Saturday, August 14, 2010

A Reconstructed Classic Summer Meal

The August 2010 Daring Cooks' Challenge was hosted by LizG of Bits n' Bites and Anula of Anula's Kitchen.  They chose to challenge Daring Cooks to make pierogi from scratch and an optional challenge to provide one filling that best represents their locale.

What meals do you think of when its 80+ degrees outside and summer has finally popped out?  Hamburgers?  Barbequed chicken?  Hot dogs?  Pierogi?

Wait - pierogi?  These dumplings which are the found in Eastern Europe and Russia, among other places, are generally filled with hearty ingredients - potatoes, sauerkraut, sometimes cottage cheese.  Lots of variations and lots of local variations in both the dumpling dough and the fillings.  This is not what comes to mind when I'm thinking of a simple summer meal filled with tradition; however, my roots are more German and Scandinavian than Eastern European, so maybe that explains it.

A friend I used to work with has a holiday party every year, just after Christmas.  While the timing has never worked out for me to go, I know she makes 1000 pierogis for this event.  Patty has very strong ties to her Polish heritage, unlike many of us who may remember the traditional foods of our childhood but no longer regularly turn out krumkake or rullepolse or lutefisk(!).  Now that I have tackled pierogi on my own, I have nothing but admiration for anyone who can do 1000.  I managed a couple dozen before I was too tired to roll dough.  I had lots of filling left over, despite cutting the recipes down considerably and I could have made more and frozen them, but I didn't.  I'm no Patty Wagner!

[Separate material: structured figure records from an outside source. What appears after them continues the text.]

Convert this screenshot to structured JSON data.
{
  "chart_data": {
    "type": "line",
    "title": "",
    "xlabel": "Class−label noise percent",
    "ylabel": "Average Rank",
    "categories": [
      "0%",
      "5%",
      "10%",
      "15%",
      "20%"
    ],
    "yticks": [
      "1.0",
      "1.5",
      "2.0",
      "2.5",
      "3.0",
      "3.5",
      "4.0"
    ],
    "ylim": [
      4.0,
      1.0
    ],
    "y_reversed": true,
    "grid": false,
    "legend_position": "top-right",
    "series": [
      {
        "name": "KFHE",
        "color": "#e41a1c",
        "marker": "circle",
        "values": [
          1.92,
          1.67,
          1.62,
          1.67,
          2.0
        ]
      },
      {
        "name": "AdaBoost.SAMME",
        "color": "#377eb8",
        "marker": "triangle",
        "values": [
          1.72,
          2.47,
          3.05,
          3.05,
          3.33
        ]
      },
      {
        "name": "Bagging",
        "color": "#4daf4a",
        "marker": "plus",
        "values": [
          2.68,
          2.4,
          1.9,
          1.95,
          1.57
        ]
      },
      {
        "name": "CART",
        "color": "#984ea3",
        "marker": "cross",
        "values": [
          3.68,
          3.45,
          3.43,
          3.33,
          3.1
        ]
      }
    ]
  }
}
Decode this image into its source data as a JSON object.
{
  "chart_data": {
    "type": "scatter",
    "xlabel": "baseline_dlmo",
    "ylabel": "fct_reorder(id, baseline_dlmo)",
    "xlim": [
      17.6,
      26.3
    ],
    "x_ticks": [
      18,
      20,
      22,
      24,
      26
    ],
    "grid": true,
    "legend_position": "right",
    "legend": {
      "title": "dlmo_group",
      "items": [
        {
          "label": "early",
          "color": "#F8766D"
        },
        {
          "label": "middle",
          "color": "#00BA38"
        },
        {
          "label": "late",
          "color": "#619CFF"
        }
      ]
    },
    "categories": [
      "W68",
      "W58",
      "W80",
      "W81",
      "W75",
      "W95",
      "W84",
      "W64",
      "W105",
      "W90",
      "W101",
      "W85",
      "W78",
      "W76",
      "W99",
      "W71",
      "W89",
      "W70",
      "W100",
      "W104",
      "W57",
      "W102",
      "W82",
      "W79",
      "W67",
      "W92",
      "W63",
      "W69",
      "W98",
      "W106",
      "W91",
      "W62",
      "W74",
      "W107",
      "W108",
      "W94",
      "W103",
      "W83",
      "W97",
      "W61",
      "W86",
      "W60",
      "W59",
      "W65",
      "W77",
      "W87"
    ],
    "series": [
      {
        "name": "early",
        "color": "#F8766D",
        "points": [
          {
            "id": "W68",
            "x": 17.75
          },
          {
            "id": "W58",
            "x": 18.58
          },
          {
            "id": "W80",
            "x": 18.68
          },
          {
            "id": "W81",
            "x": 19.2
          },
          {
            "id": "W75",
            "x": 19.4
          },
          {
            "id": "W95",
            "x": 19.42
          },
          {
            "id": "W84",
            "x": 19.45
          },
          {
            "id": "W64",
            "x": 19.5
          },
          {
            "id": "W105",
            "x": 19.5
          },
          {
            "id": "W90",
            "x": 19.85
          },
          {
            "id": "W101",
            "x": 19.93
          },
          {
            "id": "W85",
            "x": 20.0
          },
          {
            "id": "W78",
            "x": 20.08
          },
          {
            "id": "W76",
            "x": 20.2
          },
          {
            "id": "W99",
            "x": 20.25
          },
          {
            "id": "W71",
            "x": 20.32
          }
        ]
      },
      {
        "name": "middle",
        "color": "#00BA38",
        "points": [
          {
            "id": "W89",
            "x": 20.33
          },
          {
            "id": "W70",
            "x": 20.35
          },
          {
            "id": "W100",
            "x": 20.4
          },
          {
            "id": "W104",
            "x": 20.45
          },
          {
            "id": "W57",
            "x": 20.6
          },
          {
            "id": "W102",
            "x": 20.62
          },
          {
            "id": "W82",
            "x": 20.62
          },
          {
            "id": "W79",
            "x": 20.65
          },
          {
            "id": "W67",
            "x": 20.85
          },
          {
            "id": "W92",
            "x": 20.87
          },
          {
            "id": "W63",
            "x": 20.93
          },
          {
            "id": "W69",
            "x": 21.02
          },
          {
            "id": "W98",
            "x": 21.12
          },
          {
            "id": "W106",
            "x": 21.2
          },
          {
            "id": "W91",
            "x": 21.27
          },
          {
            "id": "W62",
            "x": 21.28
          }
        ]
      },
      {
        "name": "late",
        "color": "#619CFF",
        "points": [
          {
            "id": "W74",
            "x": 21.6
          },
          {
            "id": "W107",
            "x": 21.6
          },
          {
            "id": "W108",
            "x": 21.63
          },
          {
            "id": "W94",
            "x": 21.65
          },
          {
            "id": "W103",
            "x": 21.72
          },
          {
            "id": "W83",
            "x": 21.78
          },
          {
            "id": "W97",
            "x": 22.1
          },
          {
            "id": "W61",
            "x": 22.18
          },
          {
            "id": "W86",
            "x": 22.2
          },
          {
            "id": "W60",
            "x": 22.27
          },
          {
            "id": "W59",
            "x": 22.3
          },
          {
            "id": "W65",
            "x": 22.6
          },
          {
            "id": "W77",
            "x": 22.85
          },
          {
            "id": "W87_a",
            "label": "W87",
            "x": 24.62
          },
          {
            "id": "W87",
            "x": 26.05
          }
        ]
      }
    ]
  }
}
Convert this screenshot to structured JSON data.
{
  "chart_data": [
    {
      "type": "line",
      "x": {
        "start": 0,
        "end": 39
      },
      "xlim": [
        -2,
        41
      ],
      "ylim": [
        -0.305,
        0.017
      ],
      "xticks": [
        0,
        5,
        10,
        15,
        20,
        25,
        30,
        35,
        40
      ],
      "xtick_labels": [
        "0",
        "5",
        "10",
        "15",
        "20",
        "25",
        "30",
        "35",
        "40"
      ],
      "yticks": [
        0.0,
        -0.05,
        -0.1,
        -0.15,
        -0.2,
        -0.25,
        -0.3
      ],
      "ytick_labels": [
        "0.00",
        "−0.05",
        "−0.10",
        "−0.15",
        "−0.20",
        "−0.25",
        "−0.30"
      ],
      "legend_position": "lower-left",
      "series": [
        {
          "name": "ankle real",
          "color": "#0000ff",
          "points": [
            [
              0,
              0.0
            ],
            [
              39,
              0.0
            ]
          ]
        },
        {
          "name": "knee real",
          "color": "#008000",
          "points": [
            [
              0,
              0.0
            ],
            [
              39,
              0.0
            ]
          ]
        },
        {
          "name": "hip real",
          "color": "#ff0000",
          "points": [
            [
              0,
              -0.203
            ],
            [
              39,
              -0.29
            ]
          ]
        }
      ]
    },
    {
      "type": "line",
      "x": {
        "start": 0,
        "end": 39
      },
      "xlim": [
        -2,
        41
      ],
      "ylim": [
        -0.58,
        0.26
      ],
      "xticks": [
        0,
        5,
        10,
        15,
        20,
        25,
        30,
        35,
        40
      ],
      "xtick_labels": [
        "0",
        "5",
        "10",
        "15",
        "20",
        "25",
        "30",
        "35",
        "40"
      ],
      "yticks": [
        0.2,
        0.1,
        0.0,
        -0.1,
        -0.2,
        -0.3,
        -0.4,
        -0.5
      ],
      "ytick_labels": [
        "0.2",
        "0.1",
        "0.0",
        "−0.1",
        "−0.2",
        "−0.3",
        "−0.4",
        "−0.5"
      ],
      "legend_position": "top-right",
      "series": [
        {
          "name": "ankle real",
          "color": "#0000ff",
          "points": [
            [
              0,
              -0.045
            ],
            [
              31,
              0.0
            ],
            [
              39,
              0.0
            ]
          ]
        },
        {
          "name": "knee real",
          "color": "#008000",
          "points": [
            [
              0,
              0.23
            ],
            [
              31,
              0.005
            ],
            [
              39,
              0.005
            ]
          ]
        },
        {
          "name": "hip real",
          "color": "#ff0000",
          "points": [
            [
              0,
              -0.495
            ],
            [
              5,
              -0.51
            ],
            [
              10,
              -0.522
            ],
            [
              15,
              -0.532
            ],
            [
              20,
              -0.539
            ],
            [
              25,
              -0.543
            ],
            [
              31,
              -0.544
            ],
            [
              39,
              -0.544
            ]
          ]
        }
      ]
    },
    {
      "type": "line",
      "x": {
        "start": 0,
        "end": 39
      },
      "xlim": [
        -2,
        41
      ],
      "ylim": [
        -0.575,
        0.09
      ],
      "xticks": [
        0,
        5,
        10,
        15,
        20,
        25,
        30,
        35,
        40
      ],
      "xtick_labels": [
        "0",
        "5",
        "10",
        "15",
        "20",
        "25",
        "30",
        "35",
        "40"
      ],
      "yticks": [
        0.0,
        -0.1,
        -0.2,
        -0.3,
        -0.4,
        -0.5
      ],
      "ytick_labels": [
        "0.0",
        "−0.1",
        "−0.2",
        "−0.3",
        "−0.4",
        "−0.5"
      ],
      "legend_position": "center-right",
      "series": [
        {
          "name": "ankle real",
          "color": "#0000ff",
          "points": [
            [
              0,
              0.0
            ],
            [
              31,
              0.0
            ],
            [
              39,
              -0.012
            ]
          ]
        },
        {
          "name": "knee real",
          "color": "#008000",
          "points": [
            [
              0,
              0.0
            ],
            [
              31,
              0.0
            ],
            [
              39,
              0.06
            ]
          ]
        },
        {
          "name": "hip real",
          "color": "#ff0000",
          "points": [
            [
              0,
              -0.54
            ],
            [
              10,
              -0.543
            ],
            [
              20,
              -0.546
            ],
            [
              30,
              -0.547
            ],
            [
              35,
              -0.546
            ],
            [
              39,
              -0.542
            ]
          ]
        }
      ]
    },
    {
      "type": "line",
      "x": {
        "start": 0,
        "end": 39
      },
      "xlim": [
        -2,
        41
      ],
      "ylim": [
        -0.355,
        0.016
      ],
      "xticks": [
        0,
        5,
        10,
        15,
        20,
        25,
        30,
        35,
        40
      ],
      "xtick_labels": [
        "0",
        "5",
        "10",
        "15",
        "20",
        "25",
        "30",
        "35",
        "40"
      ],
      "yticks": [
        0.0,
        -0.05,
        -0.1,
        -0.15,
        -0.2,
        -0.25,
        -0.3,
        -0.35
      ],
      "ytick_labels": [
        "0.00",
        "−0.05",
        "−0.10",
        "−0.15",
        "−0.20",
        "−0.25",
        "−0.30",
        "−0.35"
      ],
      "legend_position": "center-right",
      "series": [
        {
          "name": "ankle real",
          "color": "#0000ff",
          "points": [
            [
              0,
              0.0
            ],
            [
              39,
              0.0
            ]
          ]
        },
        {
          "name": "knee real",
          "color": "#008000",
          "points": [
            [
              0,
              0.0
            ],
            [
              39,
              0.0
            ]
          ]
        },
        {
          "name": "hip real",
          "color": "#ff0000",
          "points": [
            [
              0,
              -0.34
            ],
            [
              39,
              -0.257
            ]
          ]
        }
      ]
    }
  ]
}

I decided to skip the local option, which would probably have been salmon in combination with something, since I've done salmon variations on other Daring Cook themes.  Instead, I re-imagined hot dogs and potato salad and made bratwurst/sauerkraut pierogi and potato pierogi.  The bratwurst was cooked in advance, sauteed onions added, along with sauerkraut and all was cooked a little longer in a small amount of chicken broth and then cooled.  The potatoes were also cooked and then riced and mixed with sauteed onions, butter (lots of butter) and milk.  Really, they were more mashed potatoes than potato salad, but the pairing was there.

The pierogi are assembled and then boiled in salted water until done - about 8-10 minutes.  When served with a traditional hot dog topping of mustard and a traditional potato topping of sour cream, they were a great alternative to a dog in a bun and potato salad.

This was a fun challenge, although I think we would have really loved eating the little dumplings on a cold rainy day in the winter.  So hearty and warming!  The potato pierogi were especially good - buttery and rich, like decadent mashed potatoes in a little slipcover - I'd do these again, maybe as a side dish with a roast - in the winter!

Sunday, August 1, 2010

Cooking and Reviewing - I'm Published!

When Ivonne from the Daring Kitchen asked me if I wanted to do a cookbook review, I jumped on it.  What could be better than cooking and then writing about it?  My two favorite things to do - cook and write - well, okay, maybe eating figures in there, too.

The review is here:

The cookbook Ivonne sent me was a Thai cookbook written by the owner of a Thai restaurant in Richland, Washington, Thai Cooking in a Sufi's Kitchen.  Richland is on the eastern side of Washington, the hot/cold side, not the rainy side, which is where I live.  Apparently this restaurant has a solid following because there are many references in the cookbook to customers and their favorite dishes.

It's an interesting process to use a cookbook for more than just the preparation of a dish.  I was very conscious of ingredients, instructions for preparing the dish as well as the final outcome.  Usually the first time I try a recipe, I follow it pretty closely, but if I like it well enough to try again, I make some modifications.  I might change ingredients or spices or increase the heat level (we like hot!).  I might note any modifications to cooking instructions (how long to cook and at what temp).  When doing these recipes, I admit I made some changes during the first iteration, but I noted them in my review. 

Writing a cookbook and developing recipes is an art and a science.  Certainly the recipe should sound appealing and the ingredients should be flavors that work well together or present a variation which is intriguing; however, the technical details are also important:  measurements, order of assembly, cooking times, serving ideas.  Some of the recipes in this cookbook had instructions which I found puzzling, along the lines of "cook until the chicken is done and then add these additional seasonings or ingredients and cook some more."  Well, if the chicken is done, why would you want to cook it longer?  So I made modifications at times, something anyone who read through the recipe first and had any experience cooking would probably also have done.

I hope to do more testing and more reviewing.  It is a good way to test your ability to analyze what works and what doesn't in a recipe, a skill than can be used in all your cooking.